Big inning keys Cards' rout
ST. LOUIS — Carlos Beltran, Adam Wainwright and the St. Louis Cardinals gave Pittsburgh a quick reality jolt.
Beltran's three-run homer sparked a seven-run third inning Thursday and the Cardinals got seven stingy innings from Wainwright to open their NL division series with a 9-1 rout of the Pirates.
"To be able to get out on a good first step and play well today I think is big for our guys confidence-wise," St. Louis manager Mike Matheny said. "Gives us an opportunity to just take some momentum, and momentum is big right now when you talk about a five-game series."
The first eight Cardinals reached safely in the third to chase A.J. Burnett, saddling the right-hander with the second-shortest outing of his career and putting Game 1 out of reach early.
A sellout crowd roared and then settled in for an easy victory by the NL Central champions, making their third consecutive trip to the postseason.
"Game 164 was rough," Pirates manager Clint Hurdle said. "One of the things we've been good at is we don't overcook things."
Lance Lynn (15-10) faces Pittsburgh rookie Gerrit Cole (10-7) in Game 2 today.
After a record 20 straight losing seasons, the Pirates are back in the playoffs for the first time since 1992. They entered their first best-of-five division series with plenty of momentum after beating Cincinnati in the wild-card game Tuesday, but Pittsburgh never threatened to rally against Wainwright and finished with only four hits.
Pittsburgh also was sloppy in the field, committing three errors. St. Louis was sharp on defense, with reliever Carlos Martinez turning in the top play by slinging an off-balance throw to first to nip Russell Martin in the eighth.
"What a play!" Matheny mouthed in the dugout.
Third baseman David Freese prevented extra bases in the third with a diving catch on Clint Barmes' low liner.
Wainwright remained unbeaten in the postseason, going to 3-0 with a 2.27 ERA in 14 games, five of them starts.
He allowed a run on three hits in seven innings, striking out nine without a walk. The only damage came on a homer by Pedro Alvarez to start the fifth.
The right-hander tied for the NL lead with 19 wins this year and was 4-0 in his last five starts. He thrives on expectations.
"I'd love to be that guy," Wainwright said. "It's important to have somebody go out there that you can count on for sure."
Wainwright also started the Cardinals' big burst with a leadoff, full-count walk.

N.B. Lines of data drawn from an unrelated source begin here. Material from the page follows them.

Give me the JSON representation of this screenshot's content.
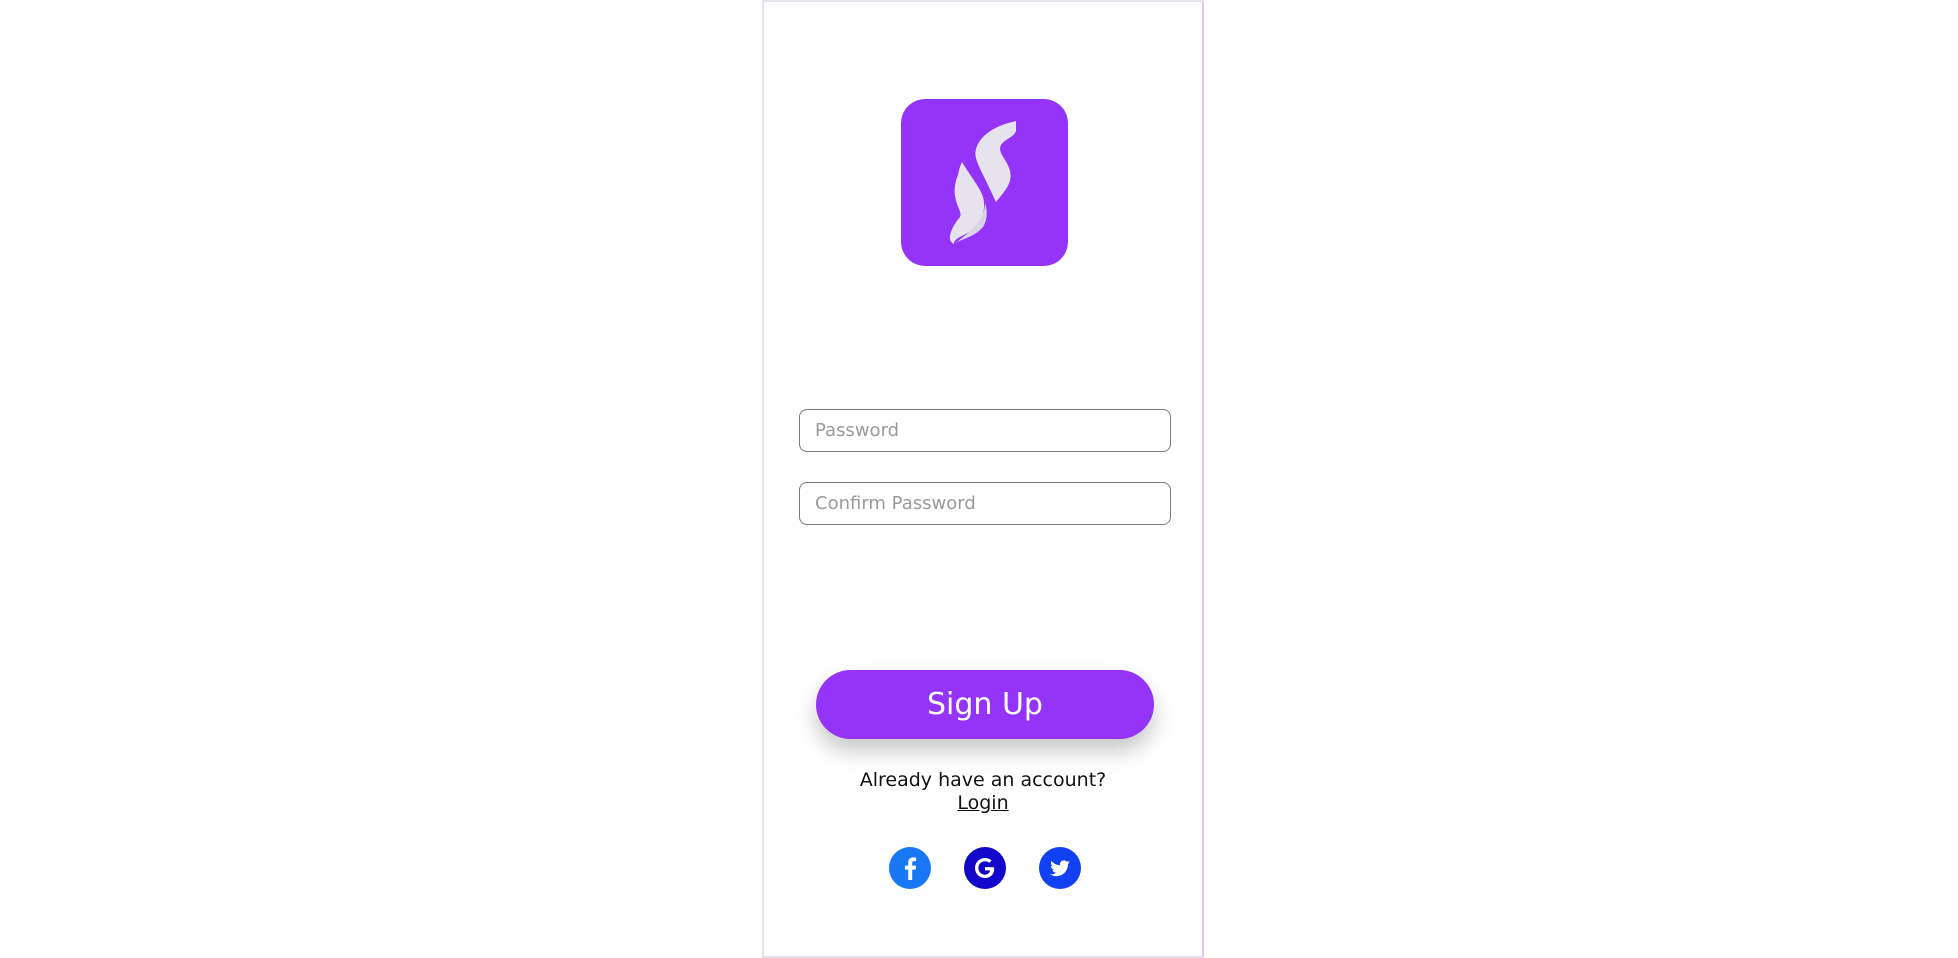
{
  "form": {
    "password_placeholder": "Password",
    "confirm_password_placeholder": "Confirm Password",
    "signup_label": "Sign Up"
  },
  "footer": {
    "account_prompt": "Already have an account?",
    "login_label": "Login"
  },
  "social": [
    {
      "name": "facebook",
      "icon": "facebook-icon",
      "color": "#1877f2"
    },
    {
      "name": "google",
      "icon": "google-icon",
      "color": "#1307c9"
    },
    {
      "name": "twitter",
      "icon": "twitter-icon",
      "color": "#1141f2"
    }
  ],
  "colors": {
    "brand": "#9534f9",
    "logo_mark": "#e6e3ee"
  },
  "logo": {
    "icon": "brand-s-logo"
  }
}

Beltran, who has never reached the World Series, reprised his role as one of the game's greatest playoff sluggers. His 443-foot drive to the distant second deck in right field put St. Louis ahead and was the second-longest shot by a left-handed batter at 8-year-old Busch Stadium.
"I almost got caught up in the moment," said Wainwright, who had a perfect view from second base. "I threw my hands up in the air as soon as he hit it, I knew it was gone.

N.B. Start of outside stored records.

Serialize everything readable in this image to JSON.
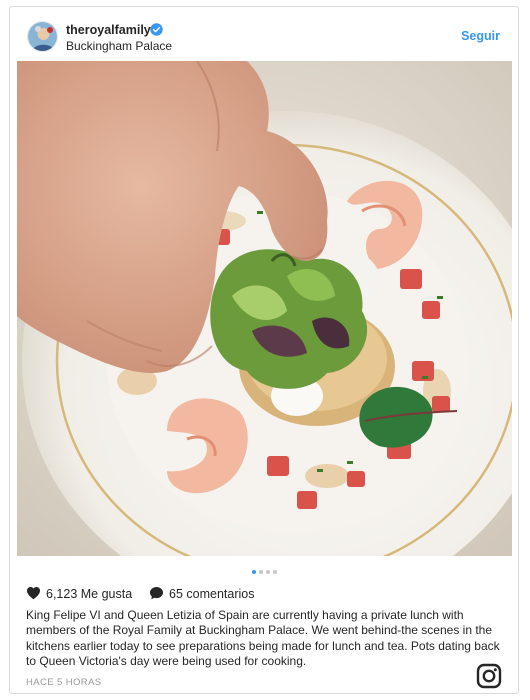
{
  "post": {
    "username": "theroyalfamily",
    "verified_icon": "verified-badge-icon",
    "location": "Buckingham Palace",
    "follow_label": "Seguir",
    "likes_text": "6,123 Me gusta",
    "comments_text": "65 comentarios",
    "caption": "King Felipe VI and Queen Letizia of Spain are currently having a private lunch with members of the Royal Family at Buckingham Palace. We went behind-the scenes in the kitchens earlier today to see preparations being made for lunch and tea. Pots dating back to Queen Victoria's day were being used for cooking.",
    "timestamp": "HACE 5 HORAS",
    "carousel": {
      "count": 4,
      "active_index": 0
    }
  },
  "colors": {
    "accent": "#3897f0",
    "text": "#262626",
    "muted": "#999999",
    "border": "#dbdbdb"
  },
  "icons": {
    "like": "heart-icon",
    "comment": "comment-icon",
    "brand": "instagram-logo-icon"
  }
}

"Then I realized I had to run."
Beltran has 15 home runs, 10 doubles and 28 RBIs in 35 postseason games. He also has scored 40 runs and stolen 11 bases.
Leadoff man Matt Carpenter called Beltran "Mr. October."
"He's like our secret weapon when it comes to the postseason. He steps up every time," Carpenter said. "Some guys just have a knack for a big game and he's one of them."
Beltran's 13 career RBIs against Burnett are the most of any player.
Beltran's homer got the Cardinals going, and Jon Jay later walked with the bases loaded. Freese added a two-run single that cleared the bases when right fielder Marlon Byrd's throw to the plate deflected off Freese's leg for an error.
Burnett was 3-1 against the Cardinals this season but has gotten rocked in his last two visits to St. Louis, also giving up five runs in three innings in early September. In five outings at Busch Stadium the last two seasons he has a 15.50 ERA.
"Hopefully, we can turn it around and give me a chance to get that ball again," Burnett said. "I was not able to repeat a single delivery all day, that's the bottom line."
Hurdle was non-committal on whether Burnett would get the ball if the Pirates make it to Game 5, again in St. Louis.
"I do believe that he's capable of going out and throwing a gem the next time he's out there, wherever that may be," Hurdle said.
While the Pirates may have had trouble at the plate and in the field with the shadows, the late-afternoon start didn't seem to bother the Cardinals.
"Everybody was seeing the ball good today," rookie Matt Adams said.